In the absence of a clear diagnosis, the developmental specialist connected the family with a neurology nurse at Children’s Hospital of Philadelphia (CHOP) who runs a support group for families. Some of the families in the group have a diagnosis for their children and some don’t. What they all have in common was their children require total care.
“Finding those families early on is what helped us navigate through the different transitions in Cate’s life,” says Christa of the support group. “Here were people doing what we were doing, and some had teenagers when Cate was a baby.” Eventually, Christa met a family whose son hadn’t received a genetic diagnosis until he was 21. That gave her hope that there might still be answers for Cate.
“In your head, you have to resign yourself to the fact that you might never know,” says Christa. “We had accepted the road that we have with Cate. But in our heart of hearts, we knew it had to be something genetic.”
Harnessing the power of genetic testing
When Cate turned 20, the family revisited genetic testing one last time at CHOP, before Cate would transition to adult specialists. It had been 10 years since Cate had last been genetically tested. Since then, whole exome sequencing — a technology that analyzes the coding regions of all 20,000 genes at once — had emerged.
Cate’s Neurologist, Daniel Licht, MD, connected the family with Ethan Goldberg, MD, PhD, in CHOP’s Epilepsy Neurogenetics Initiative (ENGIN). ENGIN integrates genetic testing into the diagnosis and treatment of children with difficult-to-treat or unexplained epilepsies. The ENGIN team has rare expertise in interpreting genetic test results.
After consultation with Dr. Goldberg, Cate underwent the whole exome sequencing test, which found the answer the family had been seeking for the past 20 years: a genetic cause for her disabilities. Cate has a mutation in the gene NAA10, which causes a rare genetic form of developmental delay and epilepsy called NAA10 Deficiency Syndrome. This recently identified genetic condition is incredibly rare. The testing indicated that the NAA10 mutation occurred spontaneously, or de novo, in Cate and was not passed on from her parents.
Genetic diagnosis provides answers at last
While establishing a genetic diagnosis won’t alter Cate’s long-term prognosis or care, it has been life-changing for her family. When Cate turned 4 years old, Christa and Tripp had taken the chance and had another child. Learning that Cate’s condition was de novo meant there was no risk for Cate’s younger sister to have the condition or pass it on to any children she may have. It “was like a weight lifted off of me,” says Christa.
The genetic diagnosis also confirmed that there was nothing that Christa or Tripp did to cause Cate’s developmental differences or epilepsy.
“We were so happy,” says Christa. “As a parent, you think it is your fault. That’s a really rough piece for parents of a child where there’s no answer. You turn it on yourself. Knowing we didn’t pass it to her and cause it in any way, it was a relief."

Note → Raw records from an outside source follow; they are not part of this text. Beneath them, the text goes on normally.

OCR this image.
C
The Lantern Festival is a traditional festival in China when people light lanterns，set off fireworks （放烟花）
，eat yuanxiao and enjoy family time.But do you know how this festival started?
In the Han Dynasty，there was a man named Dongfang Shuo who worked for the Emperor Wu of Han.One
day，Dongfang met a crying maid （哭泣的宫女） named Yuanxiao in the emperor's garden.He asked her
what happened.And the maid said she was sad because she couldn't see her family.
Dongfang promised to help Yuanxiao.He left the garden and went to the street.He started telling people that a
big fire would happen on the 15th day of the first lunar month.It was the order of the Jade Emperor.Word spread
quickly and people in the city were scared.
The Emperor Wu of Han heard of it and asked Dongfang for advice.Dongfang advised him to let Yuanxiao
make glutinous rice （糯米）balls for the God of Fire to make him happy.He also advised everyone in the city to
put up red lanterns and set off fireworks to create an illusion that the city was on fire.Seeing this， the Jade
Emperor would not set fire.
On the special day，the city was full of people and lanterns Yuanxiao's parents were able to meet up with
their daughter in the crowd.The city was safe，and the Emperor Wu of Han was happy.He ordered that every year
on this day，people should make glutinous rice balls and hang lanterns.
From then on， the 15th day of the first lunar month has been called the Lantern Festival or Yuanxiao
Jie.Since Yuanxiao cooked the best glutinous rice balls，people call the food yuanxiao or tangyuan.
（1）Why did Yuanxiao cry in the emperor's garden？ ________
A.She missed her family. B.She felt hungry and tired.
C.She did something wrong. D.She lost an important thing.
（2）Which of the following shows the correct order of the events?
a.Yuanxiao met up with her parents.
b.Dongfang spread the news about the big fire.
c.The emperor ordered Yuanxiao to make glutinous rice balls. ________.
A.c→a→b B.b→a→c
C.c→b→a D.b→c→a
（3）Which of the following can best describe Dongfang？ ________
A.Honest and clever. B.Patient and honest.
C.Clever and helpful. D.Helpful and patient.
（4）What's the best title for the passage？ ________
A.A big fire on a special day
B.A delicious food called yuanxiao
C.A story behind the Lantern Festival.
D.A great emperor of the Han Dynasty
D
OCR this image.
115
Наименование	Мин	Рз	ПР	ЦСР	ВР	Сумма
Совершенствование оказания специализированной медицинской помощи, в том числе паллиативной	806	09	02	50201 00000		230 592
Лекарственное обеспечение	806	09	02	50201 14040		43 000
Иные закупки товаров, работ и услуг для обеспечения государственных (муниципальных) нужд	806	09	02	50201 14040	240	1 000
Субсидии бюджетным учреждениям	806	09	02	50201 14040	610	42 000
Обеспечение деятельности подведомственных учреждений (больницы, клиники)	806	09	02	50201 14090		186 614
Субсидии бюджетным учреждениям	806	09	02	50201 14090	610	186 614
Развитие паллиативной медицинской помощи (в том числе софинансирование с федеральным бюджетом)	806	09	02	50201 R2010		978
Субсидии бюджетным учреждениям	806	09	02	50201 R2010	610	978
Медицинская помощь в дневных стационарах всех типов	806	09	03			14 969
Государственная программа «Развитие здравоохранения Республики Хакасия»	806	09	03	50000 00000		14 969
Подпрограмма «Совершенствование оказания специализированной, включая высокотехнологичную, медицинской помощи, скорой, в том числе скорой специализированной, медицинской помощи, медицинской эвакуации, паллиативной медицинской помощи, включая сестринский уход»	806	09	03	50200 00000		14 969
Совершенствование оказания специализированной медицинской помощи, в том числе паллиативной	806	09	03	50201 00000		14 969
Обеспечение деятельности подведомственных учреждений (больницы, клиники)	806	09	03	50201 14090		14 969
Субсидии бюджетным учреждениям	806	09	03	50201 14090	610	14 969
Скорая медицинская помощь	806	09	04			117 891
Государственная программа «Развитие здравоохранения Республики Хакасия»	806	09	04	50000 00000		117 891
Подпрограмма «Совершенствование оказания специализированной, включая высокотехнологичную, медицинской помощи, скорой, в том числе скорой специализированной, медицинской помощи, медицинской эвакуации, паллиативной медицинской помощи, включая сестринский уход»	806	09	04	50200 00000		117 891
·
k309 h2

“I never ever thought that we would know. I am just happy that they were so supportive at CHOP. Once she became an adult, I don’t know if I would have revisited genetic testing options.”
Learning of Cate’s genetic condition has also enabled the family to connect with other families of children with the same genetic condition through an online support group and share wisdom they’ve gained from their own experiences with those who have younger children with the same diagnosis.
“We can now act as a resource for families who have children with the condition,” says Christa. “If you can make one person’s experience in the special needs world easier or provide them tips and tricks, that’s what we have always been about.